The message they are sending is that the US has the highest corporate tax rate in the world at 35%. That high rate is an imposition on the “freedom” of the market to make a profit, translating into jobs. The facts on the tax issue do not support their argument.

Just looking at the top rate a corporation could pay, does make it look like the US rate is high:

Comparison of Corporate Tax Rates chart

The problem is, the most profitable companies take advantage of off-shoring, combined reporting, and a myriad of other tax shelters. The effective rate, or total ratio of taxes paid after deductions significantly lowers the percentage paid. Remember, this is an average rate:

US Corporate Tax Rate chart

The US effective rate has hovered around 26%, around average for OECD nations.
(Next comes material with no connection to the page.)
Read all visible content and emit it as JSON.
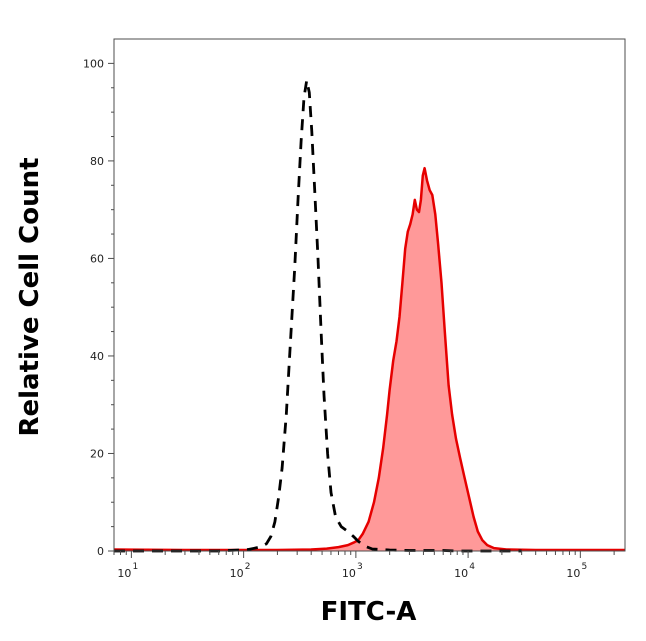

A more compelling number is the “Corporate Income Tax as share of GDP.” This number has been on the decline since the 1950’s, with steep drops during the 1970’s and mid-2000’s:

Corporate Income Tax as a Share of GDP chart

In 2010, the corporate income tax fell to less than 2% of GDP. For a frame of reference, here are other Western Industrialized nation’s numbers:

Canada 3.5
Japan 4.3
France 2.8
Germany 1.7
UK 3.4

In reality, US Corporations are paying far less than they have, or even should to the nation that afforded them the opportunity to succeed. Paul Krugman frames it nicely:

This whole fuss is much ado about nothing — or rather, it’s about the ability of special interests to create a firestorm of publicity over the alleged need to do something that, whaddya know, would improve their bottom line.

For a corporation such as GE to pay zero taxes on billions of dollars in profits is, in reality, unpatriotic. Do they not feel a sense of obligation beyond pure profit to the nation and people who provided enormous resources for their success? A new framework on taxes must be developed. Too much of our economic burden has shifted to the shrinking middle class in the US and Wisconsin.